In general, we agree completely about the Republican Party. No discussion needed there.


Thanks, as always, for the compliment!!  Warms my heart and my figurative pen.

The greatest sin of the Democratic party is not to provide for the future.  The best companies identify, recruit, nurture, and promote talent, and meld all the talent into teams that produce and provide for the future.  The Democratic party hardly does this at all.  There's lots of work we don't see -- candidate recruitment, for instance.  But the talent that's there gets crushed under committee chairs who stay forever -- in contrast to the Republicans, by the way, who term out chairs.  And they don't sunset.  And they don't have ways to bring governors into national spotlight, as they could by having commissions to approach problems, for instance, composed of governors, cabinet officials, leading legislators.  It's a severe organizational problem.

Our era has been conservative, ever since 1980.  Even the Clinton presidency championed neoliberalism, conferring further impetus to inequality.  The lack of caring for the middle, working, and lower classes has been a hallmark of these YOYO years, even with Clinton.  Instead of real programs and tax policies to help those classes, we have devolved into minority care, with Hillary nearly running out of breath as she listed the minority groups her administration would help.  It's a mark of progress that Biden talks more about helping ordinary people in general.  One idea he took up, but which the Republicans have let lapse, was Rosa DeLauro's child tax allowance, which lifted about half the children in poverty out of it.  He also has been trying to revivify anti-trust, as Bork and the Chicago School and the Republicans have allowed concentration of business entities to run rampant, even giving them the rights of citizens in elections, as we know.

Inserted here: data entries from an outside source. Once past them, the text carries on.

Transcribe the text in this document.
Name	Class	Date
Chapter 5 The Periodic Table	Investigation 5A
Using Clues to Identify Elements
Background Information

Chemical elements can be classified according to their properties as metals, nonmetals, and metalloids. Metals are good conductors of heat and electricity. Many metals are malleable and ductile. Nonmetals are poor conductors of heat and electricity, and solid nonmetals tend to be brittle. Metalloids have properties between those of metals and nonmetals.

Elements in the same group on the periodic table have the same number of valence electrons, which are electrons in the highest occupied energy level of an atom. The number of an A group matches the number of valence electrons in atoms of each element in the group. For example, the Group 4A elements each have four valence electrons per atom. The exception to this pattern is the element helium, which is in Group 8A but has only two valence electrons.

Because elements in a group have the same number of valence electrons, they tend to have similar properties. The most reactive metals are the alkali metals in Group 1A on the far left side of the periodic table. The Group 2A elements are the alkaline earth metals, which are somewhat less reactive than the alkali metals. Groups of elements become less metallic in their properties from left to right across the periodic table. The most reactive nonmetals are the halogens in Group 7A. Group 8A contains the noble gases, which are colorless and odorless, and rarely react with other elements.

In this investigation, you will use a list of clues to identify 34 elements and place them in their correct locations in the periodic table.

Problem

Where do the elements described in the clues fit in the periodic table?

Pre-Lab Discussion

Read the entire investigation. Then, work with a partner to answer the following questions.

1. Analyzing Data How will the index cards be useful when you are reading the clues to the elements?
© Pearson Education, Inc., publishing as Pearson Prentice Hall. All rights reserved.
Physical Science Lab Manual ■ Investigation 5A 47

So, given that conservative environment, we can't point to big wins as in the previous era.  In fact, just look at tax policy, and we can point to big losses.  But I have confidence, perhaps misplaced, that eras change, and given enough time in power, the Democrats would regain their senses and concentrate on lifting all boats.  After all, it's their legacy, and enough believe in it that I think it would reassert itself, given the right environment.  And as in the late 1930's, a major obstacle would be a recalcitrant SCOTUS, that will have to be neutered somehow, someway.

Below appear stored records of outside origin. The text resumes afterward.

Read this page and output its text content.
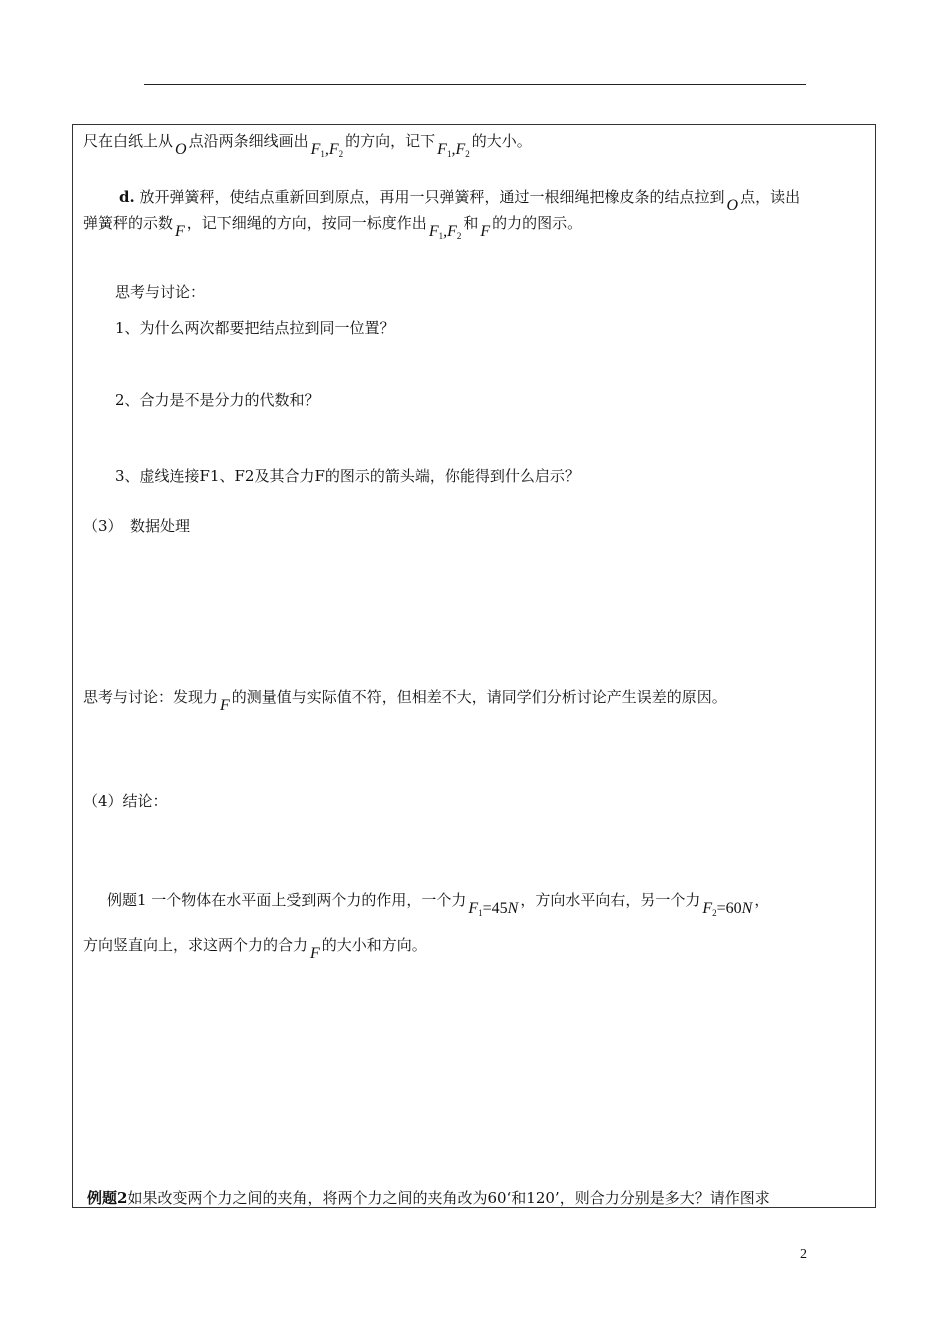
尺在白纸上从 O 点沿两条细线画出 $F_1,F_2$的方向，记下 $F_1,F_2$的大小。
d. 放开弹簧秤，使结点重新回到原点，再用一只弹簧秤，通过一根细绳把橡皮条的结点拉到 O 点，读出
弹簧秤的示数 F ，记下细绳的方向，按同一标度作出 $F_1,F_2$和 F 的力的图示。
思考与讨论：
1、为什么两次都要把结点拉到同一位置？
2、合力是不是分力的代数和？
3、虚线连接F1、F2及其合力F的图示的箭头端，你能得到什么启示？
（3）　数据处理
思考与讨论：发现力 F 的测量值与实际值不符，但相差不大，请同学们分析讨论产生误差的原因。
（4）结论：
例题1 一个物体在水平面上受到两个力的作用，一个力 $F_1=45N$ ，方向水平向右，另一个力 $F_2=60N$ ，
方向竖直向上，求这两个力的合力 F 的大小和方向。
例题2如果改变两个力之间的夹角，将两个力之间的夹角改为60‘和120’，则合力分别是多大？请作图求
2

And I would be remiss if I didn't mention that it is even possible, given some longevity of Democratic governance, that Modern Monetary Theory will be given a good test!  And that we will find governmental policies to help us transition to a new society where increased productivity is translated into increased leisure and security for all.  And where climate becomes a #1 priority.

Dreams are the salvation of life.



Talking with friends is one of the great pleasures of life.